June 10, 2002

DEFINING THE ENEMY IN THE WAR ON TERROR

Nine months after the "War on Terror" began, we are still in the midst of a fierce debate as to its content. Is it a war against the tactic of terrorism, or the ideology of Islamism (advocating the establishment of a polity based on Islamic fundamentalism). Recently, Lou Dobbs' re-started the debate by dissenting from the media party line and identifying our enemies as Islamists.

As Matthew Yglesias' correctly points out, this is not just a matter of semantics or political correctness, but an issue that determines the scope of the war. No one takes seriously the idea that we intend to eradicate the tactic of terrorism - that would be a warped form of neo-Kellogg-Briandism. Instead, this is a debate over the breadth of the current war. Iis our enemy solely Al Qaeda and similar global Islamist organizations enaged in terrorism, or the wider world of Islamism that bred them - with its roots in Iranian and Saudi theocracy and its allies in the Middle East and South Asia.

This divide has led to odd splits between the standard designations of left/right. Yglesias, responding to InstaPundit's quip that Bush was now officially to the left of TAP on the war, rightly points out the odd assortment of liberals (TAP), libertarians (Sullivan, InstaPundit), and neocons that support a broad definition, and the leftists, realists, and theocons who support a narrow definition.

The war has created a whole new alignment on foreign policy, divided along lines I'll roughly classify Wilsonian and anti-Wilsonian.

The Wilsonians see the current battle as one more struggle in the battle between liberal democracy and tyranny, and that victory will be achieved not merely by the defeat of al Qaeda, but with the defeat of Islamism and the expansion American values of liberty and democracy into the Islamic World. The Wilsonian unite on two key principles: (1) the superiority of American values and democracy to those of our enemies; and (2) the exportability and universality of these values. Thus, we have neolibs, neocons and libertarians, who while disagreeing on the fine-tuning needed in America's balance of rights agree that flaws and all, our system of liberties is vastly superior to that the rest of the world enjoys.

The anti-Wilsonians, on the other hand, have qualms about one or both the Wilsonian propositions. The core of the anti-Wilsonians are the Realists, who doubt the desirability and efficacy of exporting American democracy. Far more important for the Realists is the neutralization of threats to American interests. Thus, there is a tactical advantage to not waging war against Islamism. First, it allows us the flexibility in our relations with states such as Saudi Arabia and Pakistan who have cut deals with their own Islamists to maintain power. From the perspective of Wilsonians, the Saudis and the Pakistani military regime are hostile elements to be removed in order to bring liberty and democracy to Arabia and Pakistan. For the Realists, such regimes can be tolerated to the extent they cooperate and/or support American economic interests (read: oil). The Realists are joined by a strand of the Theocons that have embraced ecumenism in their ongoing culture war with cultural left. These theocons are sympathetic to much of the Islamist agenda - its desire to resist the egalitarian, libertarian forces of sinful, secular, Western culture.
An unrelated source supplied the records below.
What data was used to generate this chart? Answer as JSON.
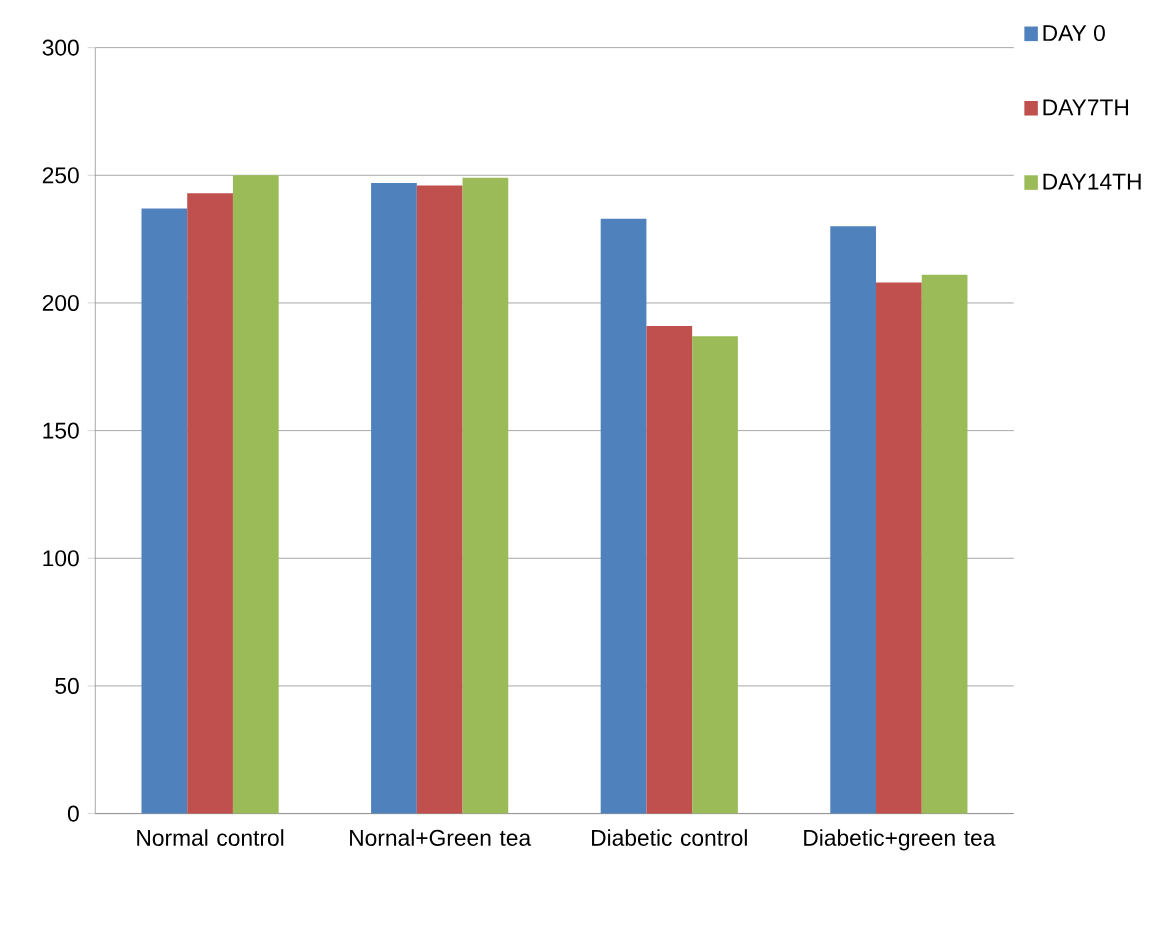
{
  "chart_data": {
    "type": "bar",
    "categories": [
      "Normal control",
      "Nornal+Green tea",
      "Diabetic control",
      "Diabetic+green tea"
    ],
    "series": [
      {
        "name": "DAY 0",
        "color": "#4f81bd",
        "values": [
          237,
          247,
          233,
          230
        ]
      },
      {
        "name": "DAY7TH",
        "color": "#c0504d",
        "values": [
          243,
          246,
          191,
          208
        ]
      },
      {
        "name": "DAY14TH",
        "color": "#9bbb59",
        "values": [
          250,
          249,
          187,
          211
        ]
      }
    ],
    "ylim": [
      0,
      300
    ],
    "yticks": [
      0,
      50,
      100,
      150,
      200,
      250,
      300
    ],
    "grid": "y",
    "legend": "top right"
  }
}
Politically-active fundamentalism isn't bad - just radical, violent, anti-American politcal fundamentalism. The last thing they want the United States to be doing is going off on a crusade for the right of women to wear a miniskirt in peace. Finally, those cultural liberals who angstfully support the war have questions over the superiority of American values. For them, tolerance is better than intolerance, but the notion of imposing tolerance on the intolerant makes them squeamish. As a result, its better to limit the scope of the conflict.

There remains outside of these two groups the small anti-war minority, which for the most part is the hard-core Left, those that disdain American consumerism and power to such a degree that they believe the expansion of American influence in the world is a bad thing. It is highly doubtful that these people will ever form a majority outside of Berkely and Union Square.

The standard conclusion is that the Wilsonians are right on principle, but the Realists should be trusted in practiced. This is an argument of false symmetry. Our current mess is a direct result of the failure of Realist policy. Alliances with "lesser evil" corrupt regimes has neither promoted stability nor improved American security. Realism only works when other actors are themselves acting as rational power-maximizers. It utterly fails to account for ideology and human individuality. This is not a war on terror - but a war on theocratic tyranny. The choice between liberating the Islamic world from Islamism and preserving America's safety is not merely false, but wholly misleading. There is no other way to a safe America but through expanding freedom into the Islamic world.